A Build System for Web Data
December 12th, 2008Systems for graphically constructing processing pipelines for web data are mushrooming. [Your company name here] Pipes. These type of systems make for very nice and impressive demos, however, are utterly useless for power users who need to process sizable amounts of web data, let’s say on dataset sizes from 1MB to 10GB (the “ETL scenario” if you’re a bit older).
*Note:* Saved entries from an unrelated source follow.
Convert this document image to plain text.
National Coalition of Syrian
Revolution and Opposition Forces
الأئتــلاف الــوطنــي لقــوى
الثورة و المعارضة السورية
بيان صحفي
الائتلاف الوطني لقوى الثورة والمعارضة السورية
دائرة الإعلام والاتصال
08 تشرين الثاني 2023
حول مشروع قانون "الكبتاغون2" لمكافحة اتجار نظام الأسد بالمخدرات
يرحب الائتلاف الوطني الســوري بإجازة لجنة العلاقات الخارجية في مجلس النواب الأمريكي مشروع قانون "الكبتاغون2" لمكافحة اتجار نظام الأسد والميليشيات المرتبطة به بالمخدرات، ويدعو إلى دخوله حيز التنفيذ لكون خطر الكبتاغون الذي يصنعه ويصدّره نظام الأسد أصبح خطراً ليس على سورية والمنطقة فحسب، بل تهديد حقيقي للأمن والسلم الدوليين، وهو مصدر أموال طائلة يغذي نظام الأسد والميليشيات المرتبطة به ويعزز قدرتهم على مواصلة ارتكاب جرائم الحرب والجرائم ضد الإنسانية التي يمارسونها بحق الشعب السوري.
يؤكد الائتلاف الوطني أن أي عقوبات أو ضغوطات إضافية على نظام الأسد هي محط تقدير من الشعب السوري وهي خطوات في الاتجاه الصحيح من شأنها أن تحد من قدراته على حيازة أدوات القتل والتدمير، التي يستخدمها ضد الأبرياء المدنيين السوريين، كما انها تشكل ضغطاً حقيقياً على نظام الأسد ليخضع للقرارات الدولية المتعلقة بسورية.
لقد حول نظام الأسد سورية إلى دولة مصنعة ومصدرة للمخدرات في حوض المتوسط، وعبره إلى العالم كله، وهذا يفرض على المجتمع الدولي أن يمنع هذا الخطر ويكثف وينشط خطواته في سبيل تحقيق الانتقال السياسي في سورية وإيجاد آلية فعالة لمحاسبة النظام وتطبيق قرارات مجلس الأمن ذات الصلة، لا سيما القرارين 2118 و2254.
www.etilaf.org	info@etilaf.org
Dealing with data from the web requires all sorts of cleansing and pre-processing steps, and cobbling the various steps together is a major pain if you want to build practical systems. We currently create “processing pipelines” (to use a fancy expression) with bash scripts, however, error handling and resuming build operations are tricky. Error handling is important since Web data is notoriously nosiy, and *will* kill your system at one point. Resuming build operations is important because on large datasets, you don’t want to process the entire pipeline if just the last processing step has changed.
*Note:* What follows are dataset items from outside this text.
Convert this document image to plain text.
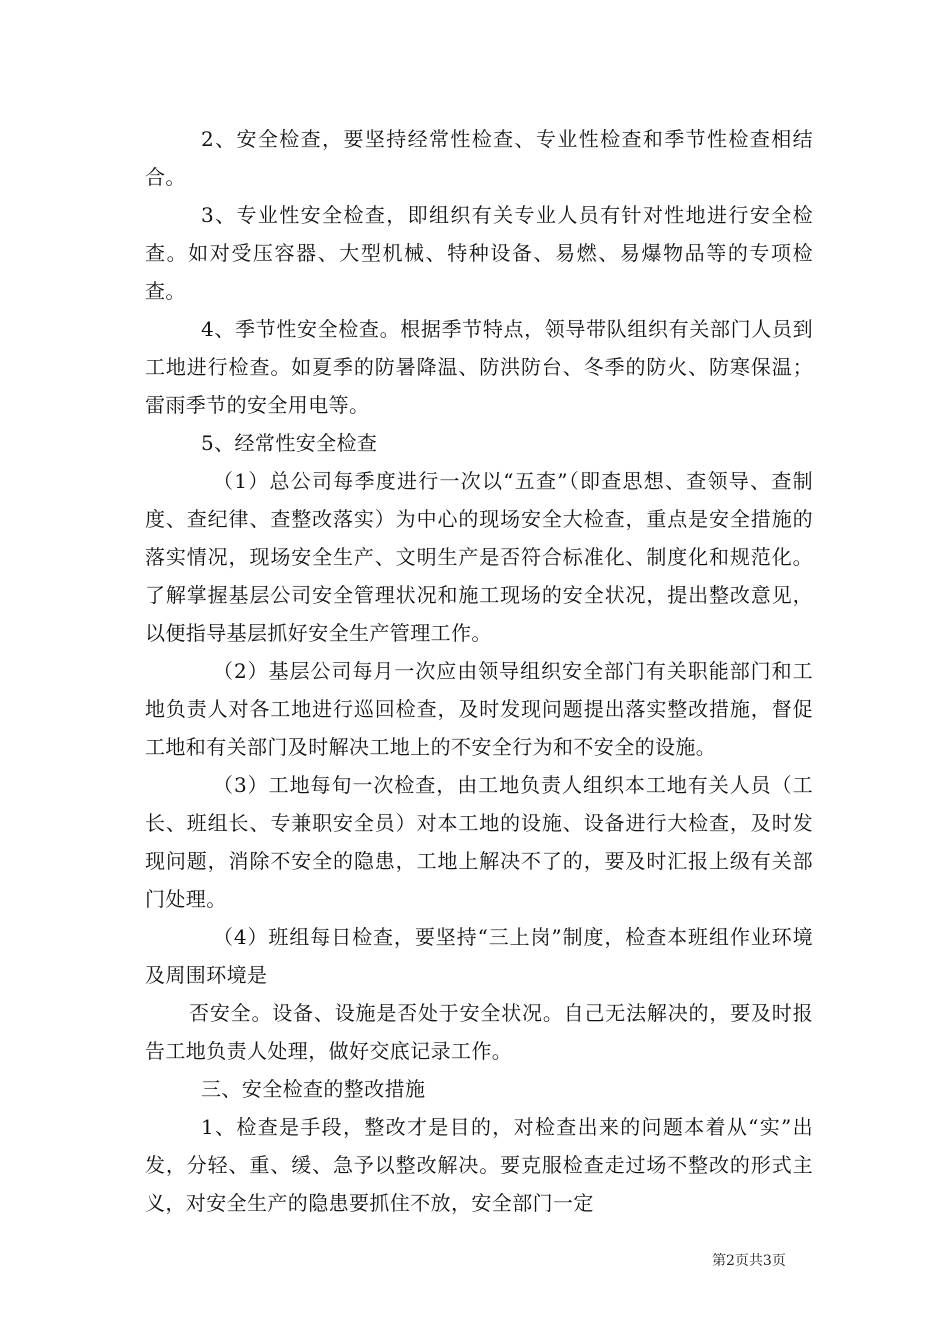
2、安全检查，要坚持经常性检查、专业性检查和季节性检查相结合。

3、专业性安全检查，即组织有关专业人员有针对性地进行安全检查。如对受压容器、大型机械、特种设备、易燃、易爆物品等的专项检查。

4、季节性安全检查。根据季节特点，领导带队组织有关部门人员到工地进行检查。如夏季的防暑降温、防洪防台、冬季的防火、防寒保温；雷雨季节的安全用电等。

5、经常性安全检查

（1）总公司每季度进行一次以“五查”（即查思想、查领导、查制度、查纪律、查整改落实）为中心的现场安全大检查，重点是安全措施的落实情况，现场安全生产、文明生产是否符合标准化、制度化和规范化。了解掌握基层公司安全管理状况和施工现场的安全状况，提出整改意见，以便指导基层抓好安全生产管理工作。

（2）基层公司每月一次应由领导组织安全部门有关职能部门和工地负责人对各工地进行巡回检查，及时发现问题提出落实整改措施，督促工地和有关部门及时解决工地上的不安全行为和不安全的设施。

（3）工地每旬一次检查，由工地负责人组织本工地有关人员（工长、班组长、专兼职安全员）对本工地的设施、设备进行大检查，及时发现问题，消除不安全的隐患，工地上解决不了的，要及时汇报上级有关部门处理。

（4）班组每日检查，要坚持“三上岗”制度，检查本班组作业环境及周围环境是

否安全。设备、设施是否处于安全状况。自己无法解决的，要及时报告工地负责人处理，做好交底记录工作。

三、安全检查的整改措施

1、检查是手段，整改才是目的，对检查出来的问题本着从“实”出发，分轻、重、缓、急予以整改解决。要克服检查走过场不整改的形式主义，对安全生产的隐患要抓住不放，安全部门一定

第2页共3页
Thankfully there are already systems out there for processing source code (such as make or Ant), and these systems could be easily adapted to handle data as well. For me, Ant would be the system of choice since it’s relatively compact and thus easy to learn, and includes a variety of build primitives for file manipulation already. What’s now needed are Ant tasks that do things such as parsing, scraping, cleansing, schema and instance matching. reasoning and what not, all steps necessary for preprocessing RDF. Using a common platform (Ant) would enormously simplify the integration of various Java-based RDF processing tools.